API-specific kwargs for the model call

Return type:

Dict

parse_image_generation_response(response: List[Image]) GeneratorOutput[source]

Parse the image generation response into a GeneratorOutput.

call(api_kwargs: Dict = {}, model_type: ModelType = ModelType.UNDEFINED)[source]

kwargs is the combined input and model_kwargs. Support streaming call. For reasoning model, users can add “reasoning” key to the api_kwargs to pass the reasoning config. eg: model_kwargs = {

“model”: “gpt-4o-reasoning”, “reasoning”: {

“effort”: “medium”, # low, medium, highc “summary”: “auto”, #detailed, auto, none

}

}

async acall(api_kwargs: Dict = {}, model_type: ModelType = ModelType.UNDEFINED)[source]

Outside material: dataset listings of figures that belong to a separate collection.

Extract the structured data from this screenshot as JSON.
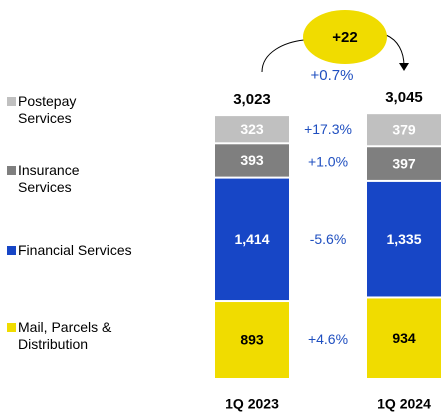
{
  "chart_data": {
    "type": "stacked-bar",
    "categories": [
      "1Q 2023",
      "1Q 2024"
    ],
    "series": [
      {
        "name": "Mail, Parcels &\nDistribution",
        "color": "#f0dc00",
        "values": [
          893,
          934
        ],
        "value_labels": [
          "893",
          "934"
        ],
        "change": "+4.6%"
      },
      {
        "name": "Financial Services",
        "color": "#1746c6",
        "values": [
          1414,
          1335
        ],
        "value_labels": [
          "1,414",
          "1,335"
        ],
        "change": "-5.6%"
      },
      {
        "name": "Insurance\nServices",
        "color": "#7f7f7f",
        "values": [
          393,
          397
        ],
        "value_labels": [
          "393",
          "397"
        ],
        "change": "+1.0%"
      },
      {
        "name": "Postepay\nServices",
        "color": "#c0c0c0",
        "values": [
          323,
          379
        ],
        "value_labels": [
          "323",
          "379"
        ],
        "change": "+17.3%"
      }
    ],
    "totals": {
      "values": [
        3023,
        3045
      ],
      "value_labels": [
        "3,023",
        "3,045"
      ]
    },
    "delta": {
      "label": "+22",
      "change": "+0.7%"
    }
  }
}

kwargs is the combined input and model_kwargs. Support async streaming call.

This method now relies on the OpenAI Responses API to handle streaming and non-streaming calls with the asynchronous client

classmethod from_dict(data: Dict[str, Any]) T[source]

Create an instance from previously serialized data using to_dict() method.

to_dict() Dict[str, Any][source]

Convert the component to a dictionary.